I ran into a case where my Rpc jobs were quite large and take upwards of 30+ minutes. I wanted to be able to monitor the status of the jobs without having to re-write the RpcClient that you wrote. I just wanted to make sure jobs were actually being completed and being sent back, not just spinning.

Also I'd like to be able to update my downstream clients about the percentage of the job that's done, instead of having to monitor the rabbit queue directly.

in.

Change-Id: Id6a3559e9805420f99eea91f2460fda40ac80964
responses

Change-Id: I5e3cc54fd1f0f4c42042231b4875334cfdb9065a
@sstone
Copy link
Owner

sstone commented Sep 2, 2015

I don't have much time right now but I'll try and review your PR asap.
Thanks!

@sstone
Copy link
Owner

sstone commented Sep 16, 2015

Hi, Sorry for taking so long to reply.

I'm not sure that I understand your use case: the one request/several responses RPC pattern is typically used to process jobs which are split over different shards/partitions, and executed in parallel. In this case, there would be no monitoring feedback for most of the job's duration, and all 'job completed' message would arrive nearly at the same time when the job is completed, so it would not be very useful.
Besides, long running jobs are usually handled differently: upon job submission, users receive a uid that is checked at regular interval against a monitoring 'database/repository' that gets updated by the running job. Why do you think that using the messaging layer is a better choice in your case ?

Thanks.
ps: I know that it's a bit annoying when you propose a change and someone asks "why are you doing this" :)

@Falmarri
Copy link
Author

I understand that it's probably not ideal. But this is my use case:

My RPC producer parses a file and generates 1000+ messages to send to various consumers who do the work and persist the data.

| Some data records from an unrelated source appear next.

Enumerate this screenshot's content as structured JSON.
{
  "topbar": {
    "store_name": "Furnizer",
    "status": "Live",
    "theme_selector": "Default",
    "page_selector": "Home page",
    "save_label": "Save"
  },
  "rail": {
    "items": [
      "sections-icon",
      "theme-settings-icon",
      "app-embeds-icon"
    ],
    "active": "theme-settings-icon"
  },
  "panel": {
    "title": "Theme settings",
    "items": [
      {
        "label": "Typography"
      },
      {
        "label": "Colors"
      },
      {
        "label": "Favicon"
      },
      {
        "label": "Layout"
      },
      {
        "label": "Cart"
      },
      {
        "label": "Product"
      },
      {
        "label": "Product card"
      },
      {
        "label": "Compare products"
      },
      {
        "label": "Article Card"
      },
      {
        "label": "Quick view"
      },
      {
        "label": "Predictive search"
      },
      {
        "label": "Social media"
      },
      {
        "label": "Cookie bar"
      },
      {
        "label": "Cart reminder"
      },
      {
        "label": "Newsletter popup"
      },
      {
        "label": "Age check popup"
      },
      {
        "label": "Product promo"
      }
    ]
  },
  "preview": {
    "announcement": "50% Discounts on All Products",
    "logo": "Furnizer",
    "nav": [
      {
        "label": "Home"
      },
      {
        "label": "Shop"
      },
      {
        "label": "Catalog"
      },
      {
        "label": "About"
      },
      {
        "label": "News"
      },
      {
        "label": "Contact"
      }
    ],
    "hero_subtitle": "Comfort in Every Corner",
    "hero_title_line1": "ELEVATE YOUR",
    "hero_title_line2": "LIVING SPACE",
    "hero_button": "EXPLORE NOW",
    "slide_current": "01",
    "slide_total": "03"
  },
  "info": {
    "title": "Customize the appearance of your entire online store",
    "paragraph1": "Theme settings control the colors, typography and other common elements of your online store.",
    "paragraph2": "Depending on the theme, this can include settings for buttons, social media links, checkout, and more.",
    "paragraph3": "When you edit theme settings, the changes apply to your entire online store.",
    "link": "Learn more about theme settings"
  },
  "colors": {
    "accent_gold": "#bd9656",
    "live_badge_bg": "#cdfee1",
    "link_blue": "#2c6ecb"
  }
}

The work that the consumers do isn't sent back to the producer, nor does the producer have access to the persistence layer where the consumers save the results. And these 1000 messages can take 30-60 minutes to process.

All I'm basically trying to do is be able to report on the progress of the consumers, particularly I'm interested in seeing if they've stalled. If I send off 1000 message, and then 300 of them come back and then I stop getting them, I'd like to be able to tell that. But I can't use strict timeouts fro the whole batch because sometimes it may take 30 minutes, sometimes 60, sometimes more.

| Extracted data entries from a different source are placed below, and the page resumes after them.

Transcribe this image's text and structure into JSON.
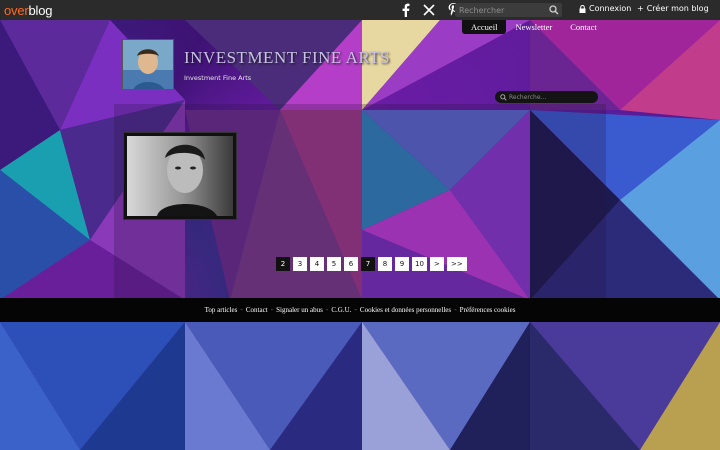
{
  "topbar": {
    "logo_over": "over",
    "logo_blog": "blog",
    "search_placeholder": "Rechercher",
    "login": "Connexion",
    "create": "Créer mon blog",
    "social": [
      "facebook-icon",
      "x-icon",
      "pinterest-icon"
    ]
  },
  "nav": {
    "items": [
      "Accueil",
      "Newsletter",
      "Contact"
    ],
    "active_index": 0
  },
  "header": {
    "title": "INVESTMENT FINE ARTS",
    "subtitle": "Investment Fine Arts",
    "search_placeholder": "Recherche..."
  },
  "pagination": {
    "pages": [
      "2",
      "3",
      "4",
      "5",
      "6",
      "7",
      "8",
      "9",
      "10",
      ">",
      ">>"
    ],
    "current": "2",
    "highlighted": "7"
  },
  "footer": {
    "links": [
      "Top articles",
      "Contact",
      "Signaler un abus",
      "C.G.U.",
      "Cookies et données personnelles",
      "Préférences cookies"
    ],
    "separator": "-"
  },
  "colors": {
    "accent": "#ff6a1f",
    "topbar_bg": "#2b2b2b",
    "footer_bg": "#050505"
  }
}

So to summarize, the main reason for this is because the producer doesn't have access to the data that the consumers persist.

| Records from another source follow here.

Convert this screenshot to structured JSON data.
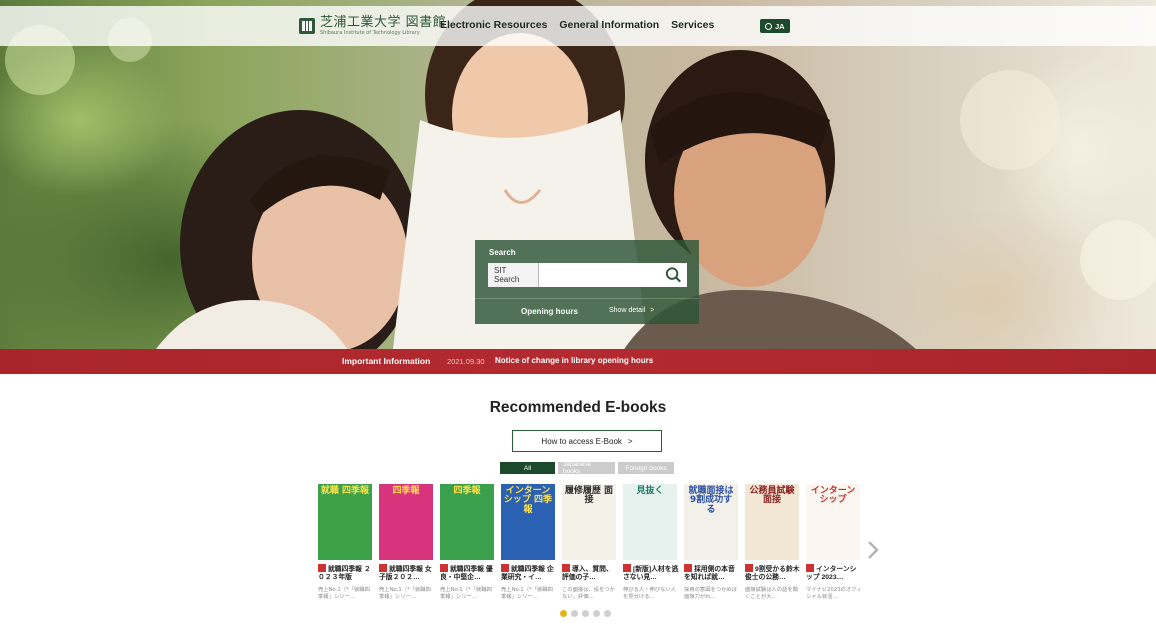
{
  "header": {
    "logo_jp": "芝浦工業大学 図書館",
    "logo_en": "Shibaura Institute of Technology Library",
    "nav": [
      "Electronic Resources",
      "General Information",
      "Services"
    ],
    "lang": "JA"
  },
  "search": {
    "label": "Search",
    "scope": "SIT Search",
    "value": "",
    "opening_label": "Opening hours",
    "show_detail": "Show detail",
    "chevron": ">"
  },
  "info": {
    "title": "Important Information",
    "date": "2021.09.30",
    "notice": "Notice of change in library opening hours"
  },
  "recommended": {
    "title": "Recommended E-books",
    "howto": "How to access E-Book",
    "howto_chevron": ">",
    "filters": [
      "All",
      "Japanese books",
      "Foreign books"
    ],
    "books": [
      {
        "title": "就職四季報 ２０２３年版",
        "desc": "売上No.1（*「就職四季報」シリー…",
        "cover_text": "就職 四季報",
        "bg": "#3da14a",
        "fg": "#ffe14a"
      },
      {
        "title": "就職四季報 女子版２０２…",
        "desc": "売上No.1（*「就職四季報」シリー…",
        "cover_text": "四季報",
        "bg": "#d8347d",
        "fg": "#ffe14a"
      },
      {
        "title": "就職四季報 優良・中堅企…",
        "desc": "売上No.1（*「就職四季報」シリー…",
        "cover_text": "四季報",
        "bg": "#3ba04b",
        "fg": "#ffe14a"
      },
      {
        "title": "就職四季報 企業研究・イ…",
        "desc": "売上No.1（*「就職四季報」シリー…",
        "cover_text": "インターンシップ 四季報",
        "bg": "#2b61b3",
        "fg": "#ffe14a"
      },
      {
        "title": "導入、質問、評価の子…",
        "desc": "この面接は、役をつかない。評価…",
        "cover_text": "履修履歴 面接",
        "bg": "#f4f1e8",
        "fg": "#2d2d2d"
      },
      {
        "title": "[新版]人材を逃さない見…",
        "desc": "伸びる人・伸びない人を見分ける…",
        "cover_text": "見抜く",
        "bg": "#e7f1ee",
        "fg": "#1e7a66"
      },
      {
        "title": "採用側の本音を知れば就…",
        "desc": "採用の意図をつかめば面接力がわ…",
        "cover_text": "就職面接は 9割成功する",
        "bg": "#f3f0ea",
        "fg": "#2a4fa1"
      },
      {
        "title": "9割受かる鈴木俊士の公務…",
        "desc": "面接試験は人の話を聞くことが大…",
        "cover_text": "公務員試験 面接",
        "bg": "#f2e6d4",
        "fg": "#8a1f1f"
      },
      {
        "title": "インターンシップ 2023…",
        "desc": "マイナビ2023のオフィシャル就活…",
        "cover_text": "インターンシップ",
        "bg": "#fbf6ef",
        "fg": "#c9302c"
      }
    ],
    "page_count": 5,
    "active_page": 1
  },
  "colors": {
    "brand_green": "#1d4a2c",
    "info_red": "#b32a30",
    "dot_active": "#e0b21e"
  },
  "icons": {
    "search": "search-icon",
    "next": "chevron-right-icon",
    "globe": "globe-icon",
    "logo": "library-logo-icon"
  }
}
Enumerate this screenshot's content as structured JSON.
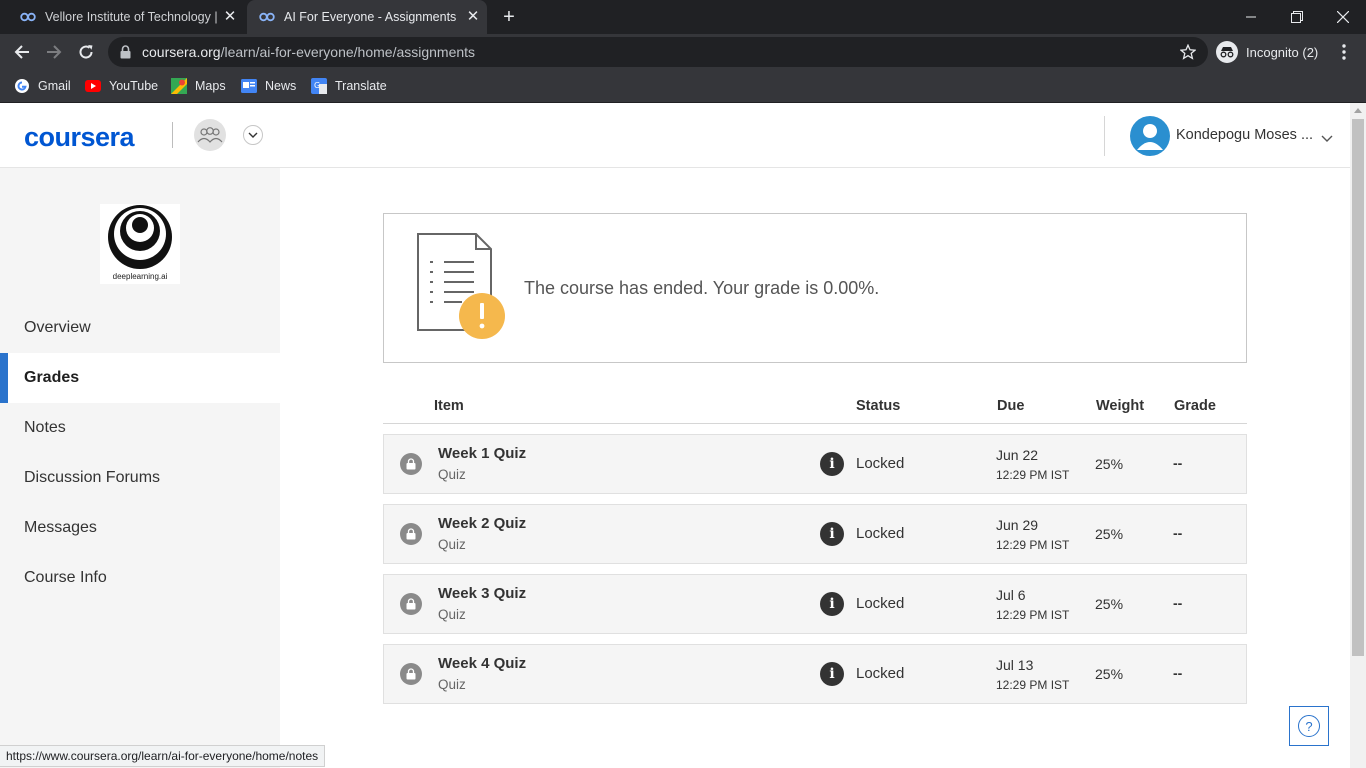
{
  "browser": {
    "tabs": [
      {
        "title": "Vellore Institute of Technology | C"
      },
      {
        "title": "AI For Everyone - Assignments | C"
      }
    ],
    "url_host": "coursera.org",
    "url_path": "/learn/ai-for-everyone/home/assignments",
    "incognito_label": "Incognito (2)",
    "bookmarks": [
      {
        "label": "Gmail"
      },
      {
        "label": "YouTube"
      },
      {
        "label": "Maps"
      },
      {
        "label": "News"
      },
      {
        "label": "Translate"
      }
    ],
    "status_url": "https://www.coursera.org/learn/ai-for-everyone/home/notes"
  },
  "header": {
    "logo": "coursera",
    "user_name": "Kondepogu Moses ..."
  },
  "sidebar": {
    "partner_label": "deeplearning.ai",
    "items": [
      {
        "label": "Overview"
      },
      {
        "label": "Grades"
      },
      {
        "label": "Notes"
      },
      {
        "label": "Discussion Forums"
      },
      {
        "label": "Messages"
      },
      {
        "label": "Course Info"
      }
    ],
    "active_index": 1
  },
  "banner": {
    "message": "The course has ended. Your grade is 0.00%."
  },
  "table": {
    "headers": {
      "item": "Item",
      "status": "Status",
      "due": "Due",
      "weight": "Weight",
      "grade": "Grade"
    },
    "rows": [
      {
        "name": "Week 1 Quiz",
        "type": "Quiz",
        "status": "Locked",
        "due_date": "Jun 22",
        "due_time": "12:29 PM IST",
        "weight": "25%",
        "grade": "--"
      },
      {
        "name": "Week 2 Quiz",
        "type": "Quiz",
        "status": "Locked",
        "due_date": "Jun 29",
        "due_time": "12:29 PM IST",
        "weight": "25%",
        "grade": "--"
      },
      {
        "name": "Week 3 Quiz",
        "type": "Quiz",
        "status": "Locked",
        "due_date": "Jul 6",
        "due_time": "12:29 PM IST",
        "weight": "25%",
        "grade": "--"
      },
      {
        "name": "Week 4 Quiz",
        "type": "Quiz",
        "status": "Locked",
        "due_date": "Jul 13",
        "due_time": "12:29 PM IST",
        "weight": "25%",
        "grade": "--"
      }
    ]
  },
  "help": {
    "label": "?"
  },
  "colors": {
    "brand": "#0056d2",
    "active_bar": "#2a73cc",
    "warning": "#f5b84d",
    "avatar": "#2a8fd0"
  }
}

And actually, maybe I misread your question. I'm actually using this RPC pattern in a 1 request, 1 response scenario. It's just that it's in batches. So a batch can have 1000 requests, which I need to know when those specific 1000 are done. And it can have multiple batches running at once. But always 1 response for 1 rabbit message.

@sstone
Copy link
Owner

sstone commented Sep 21, 2015

Ok, I understand your use case but not the code in your PR (does it really do what you expect ?).
If you cannot use a external "monitoring db" (the producer does not need to access the actual data, just this monitoring db) then what you could do is:

  • when a job is submitted, create a new rand job id
  • split the data to process and send each part using this job id as a correlation id
  • when you receive a response (just a simple ACK in your case for example), retrieve the amqp correlation id, use it to find which job this response belongs to, and it will give you a basic progress metric for this job

Basically, your client would be very close to the existing RpcClient and could work like this:

package com.github.sstone.amqp

import java.util.UUID

import akka.actor.{ActorLogging, Actor, ActorSystem, Props}
import com.github.sstone.amqp.Amqp._
import com.github.sstone.amqp.RpcServer.{IProcessor, ProcessResult}
import com.rabbitmq.client.{AMQP, BasicProperties, ConnectionFactory}

import scala.concurrent.Future
import scala.concurrent.ExecutionContext.Implicits.global
import scala.concurrent.duration._

object Test1 extends App {
  implicit val system = ActorSystem("mySystem")
  val conn = system.actorOf(ConnectionOwner.props(new ConnectionFactory(), reconnectionDelay = 5 seconds), "connection")

  // create 2 servers
  val processor = new IProcessor {
    override def onFailure(delivery: Delivery, e: Throwable): ProcessResult = ???

    override def process(delivery: Delivery): Future[ProcessResult] = {
      Thread.sleep(100)
      Future.successful(ProcessResult(Some(delivery.body))) // here we could send anything back
    }
  }
  val queueParams = QueueParameters("request_queue", passive = false, durable = false, exclusive = false, autodelete = true)

  val server1 = ConnectionOwner.createChildActor(
    conn,
    RpcServer.props(queueParams, StandardExchanges.amqDirect,  "my_key", processor, ChannelParameters(qos = 1)))

  val server2 = ConnectionOwner.createChildActor(
    conn,
    RpcServer.props(queueParams, StandardExchanges.amqDirect,  "my_key", processor, ChannelParameters(qos = 1)))

  val producer = ConnectionOwner.createChildActor(conn, ChannelOwner.props())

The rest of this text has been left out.